Display ads are no different, except that the value of the tradeoff remains hidden and less understood because we are all used to free web content. Consumers need to be educated that there may be out-of-pocket costs to get valued content if they decide to opt out of targeted advertising.

It is up to the consumer to make this choice, because only they can make the best decision about how to act. Some companies and industry bodies like BlueKai, Better Advertising, Bynamite, NAI and others are trying to expose some of this information for consumers today.

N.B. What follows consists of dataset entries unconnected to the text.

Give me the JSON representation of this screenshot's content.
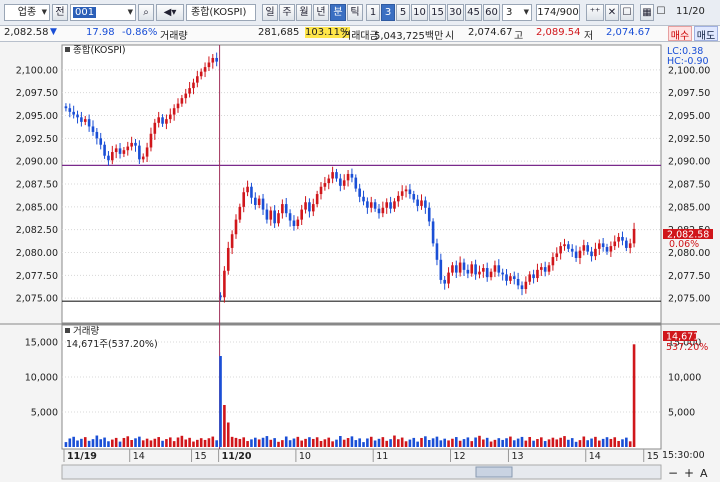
{
  "toolbar": {
    "category": "업종",
    "category_button": "전",
    "code": "001",
    "name": "종합(KOSPI)",
    "periods": [
      "일",
      "주",
      "월",
      "년",
      "분",
      "틱"
    ],
    "minutes": [
      "1",
      "3",
      "5",
      "10",
      "15",
      "30",
      "45",
      "60"
    ],
    "active_period": "분",
    "active_minute": "3",
    "interval_value": "3",
    "count": "174/900",
    "date": "11/20"
  },
  "infobar": {
    "price": "2,082.58",
    "change": "17.98",
    "change_pct": "-0.86%",
    "volume_label": "거래량",
    "volume": "281,685",
    "volume_pct": "103.11%",
    "amount_label": "거래대금",
    "amount": "5,043,725백만",
    "open_label": "시",
    "open": "2,074.67",
    "high_label": "고",
    "high": "2,089.54",
    "low_label": "저",
    "low": "2,074.67",
    "buy_label": "매수",
    "sell_label": "매도"
  },
  "colors": {
    "up": "#d0161b",
    "down": "#1a4fd6",
    "hline_high": "#7a2a8c",
    "hline_low": "#222222",
    "vline": "#a0305a"
  },
  "price_pane": {
    "title": "종합(KOSPI)",
    "lc": "LC:0.38",
    "hc": "HC:-0.90",
    "current_label": "2,082.58",
    "current_pct": "0.06%"
  },
  "volume_pane": {
    "title": "거래량",
    "legend": "14,671주(537.20%)",
    "current_label": "14,671",
    "current_pct": "537.20%"
  },
  "footer": {
    "time": "15:30:00",
    "zoom_minus": "−",
    "zoom_plus": "+",
    "auto": "A"
  },
  "chart_data": [
    {
      "type": "candlestick",
      "title": "종합(KOSPI)",
      "ylim": [
        2072.5,
        2102.5
      ],
      "y_ticks": [
        2075,
        2077.5,
        2080,
        2082.5,
        2085,
        2087.5,
        2090,
        2092.5,
        2095,
        2097.5,
        2100
      ],
      "y_tick_labels": [
        "2,075.00",
        "2,077.50",
        "2,080.00",
        "2,082.50",
        "2,085.00",
        "2,087.50",
        "2,090.00",
        "2,092.50",
        "2,095.00",
        "2,097.50",
        "2,100.00"
      ],
      "x_labels": [
        "11/19",
        "14",
        "15",
        "11/20",
        "10",
        "11",
        "12",
        "13",
        "14",
        "15"
      ],
      "h_lines": [
        2089.54,
        2074.67
      ],
      "close_path": [
        2095.8,
        2095.4,
        2095.1,
        2094.8,
        2094.3,
        2094.6,
        2093.8,
        2093.2,
        2092.5,
        2091.8,
        2090.6,
        2090.1,
        2091.0,
        2091.4,
        2090.8,
        2091.2,
        2091.6,
        2092.0,
        2091.7,
        2090.2,
        2090.5,
        2091.5,
        2093.0,
        2094.2,
        2094.8,
        2094.1,
        2094.6,
        2095.1,
        2095.8,
        2096.3,
        2096.9,
        2097.4,
        2098.0,
        2098.6,
        2099.3,
        2099.8,
        2100.3,
        2100.8,
        2101.3,
        2100.9,
        2075.1,
        2078.0,
        2080.5,
        2082.0,
        2083.6,
        2085.0,
        2086.6,
        2087.2,
        2086.0,
        2085.2,
        2085.9,
        2084.7,
        2083.6,
        2084.6,
        2083.2,
        2084.3,
        2085.3,
        2084.3,
        2083.5,
        2082.9,
        2083.6,
        2084.7,
        2085.5,
        2084.5,
        2085.3,
        2086.4,
        2087.2,
        2087.6,
        2088.1,
        2088.8,
        2088.1,
        2087.3,
        2087.9,
        2088.6,
        2088.2,
        2087.0,
        2086.1,
        2085.6,
        2084.9,
        2085.5,
        2084.8,
        2084.3,
        2084.9,
        2085.5,
        2084.8,
        2085.6,
        2086.2,
        2086.7,
        2086.9,
        2086.4,
        2085.8,
        2085.1,
        2085.7,
        2084.9,
        2083.4,
        2081.0,
        2079.2,
        2077.0,
        2076.6,
        2077.8,
        2078.6,
        2077.8,
        2078.9,
        2078.1,
        2077.7,
        2078.7,
        2077.6,
        2077.9,
        2078.3,
        2077.3,
        2077.9,
        2078.6,
        2077.8,
        2077.6,
        2076.9,
        2077.4,
        2077.1,
        2076.4,
        2076.0,
        2076.8,
        2077.6,
        2077.2,
        2078.1,
        2078.4,
        2077.9,
        2078.6,
        2079.5,
        2079.9,
        2080.7,
        2080.9,
        2080.4,
        2080.1,
        2079.4,
        2080.2,
        2080.8,
        2080.1,
        2079.6,
        2080.4,
        2081.0,
        2080.6,
        2080.1,
        2080.7,
        2081.2,
        2081.7,
        2081.3,
        2080.5,
        2081.0,
        2082.58
      ]
    },
    {
      "type": "bar",
      "title": "거래량",
      "ylim": [
        0,
        17000
      ],
      "y_ticks": [
        5000,
        10000,
        15000
      ],
      "y_tick_labels": [
        "5,000",
        "10,000",
        "15,000"
      ],
      "values_note": "bars: one per candle",
      "spike_values": [
        13000,
        6000,
        3500
      ],
      "last_value": 14671
    }
  ]
}
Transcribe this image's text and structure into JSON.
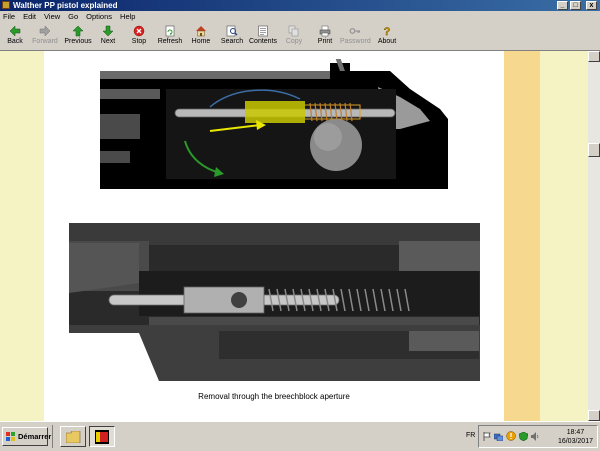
{
  "window": {
    "title": "Walther PP pistol explained"
  },
  "menu": [
    "File",
    "Edit",
    "View",
    "Go",
    "Options",
    "Help"
  ],
  "toolbar": [
    {
      "label": "Back",
      "icon": "back-arrow-icon",
      "disabled": false
    },
    {
      "label": "Forward",
      "icon": "forward-arrow-icon",
      "disabled": true
    },
    {
      "label": "Previous",
      "icon": "up-arrow-icon",
      "disabled": false
    },
    {
      "label": "Next",
      "icon": "down-arrow-icon",
      "disabled": false
    },
    {
      "label": "Stop",
      "icon": "stop-icon",
      "disabled": false
    },
    {
      "label": "Refresh",
      "icon": "refresh-icon",
      "disabled": false
    },
    {
      "label": "Home",
      "icon": "home-icon",
      "disabled": false
    },
    {
      "label": "Search",
      "icon": "search-icon",
      "disabled": false
    },
    {
      "label": "Contents",
      "icon": "contents-icon",
      "disabled": false
    },
    {
      "label": "Copy",
      "icon": "copy-icon",
      "disabled": true
    },
    {
      "label": "Print",
      "icon": "print-icon",
      "disabled": false
    },
    {
      "label": "Password",
      "icon": "key-icon",
      "disabled": true
    },
    {
      "label": "About",
      "icon": "question-icon",
      "disabled": false
    }
  ],
  "content": {
    "caption": "Removal through the breechblock aperture"
  },
  "taskbar": {
    "start_label": "Démarrer",
    "language": "FR",
    "time": "18:47",
    "date": "16/03/2017"
  }
}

Enforcement mechanisms. Just like in every walk of life there are those who break the rules. The industry actually has some very smart regulations in place to protect consumers, but there are few legitimate enforcement mechanisms. Enforcement mechanisms should be put in place to punish those who take advantage of users and use their information in nefarious or illegal ways.

I think this can take the form of an industry, self-regulatory body or a government codification of self-regulatory principles. Either way, those who break the rules should be punished.

So, let’s turn on the lights and see online targeting for what it is, not what we might imagine it to be. To make it real, as a consumer, you are one of hundreds of millions of anonymous browsers to the behavioral ad industry.

But even if you weren’t, do you really care that someone knows that you’re looking to buy a new Honda on the Web, work in the finance industry, or seem to like movies starring Ben Stiller? What’s the downside?

My life just isn’t that interesting — in fact here’s my IP address: 99.71.197.242. Do your worst, boogeymen!

But, I’m not going to publish my home address… That’s a whole lot scarier.

4 COMMENTS

  1. Great article. As an industry participant I have been trying to educate friends and family about the “boogie man” behind their ads. The WSJ article only put more gasoline in a fire that Facebook started and really needs to be managed with facts. It would have been good if the WSJ REPORTED different points of view on the issue. Explaining the BENEFITS of targeting without throwing scary words at consumers is the right approach. Thanks for giving us some good information to start sending around. Time to spread the word…

  2. 99.71.197.242!!! Aha! Your worst fear is coming to you; or your PC! :-)

    Sincerely, *The* Boogeyman…


    Good article Russ.

    Things get a bit more “interesting” (concerning to some) when considering mobile into the mix and when aggregating such w/ online…

    ceo

  3. THANK YOU for pointing out that direct mail has been doing MUCH more invasive targeting FOR DECADES.

    We should all remind consumers of this. They seem to forget the spam in their mailbox….. Oh and it kills trees too!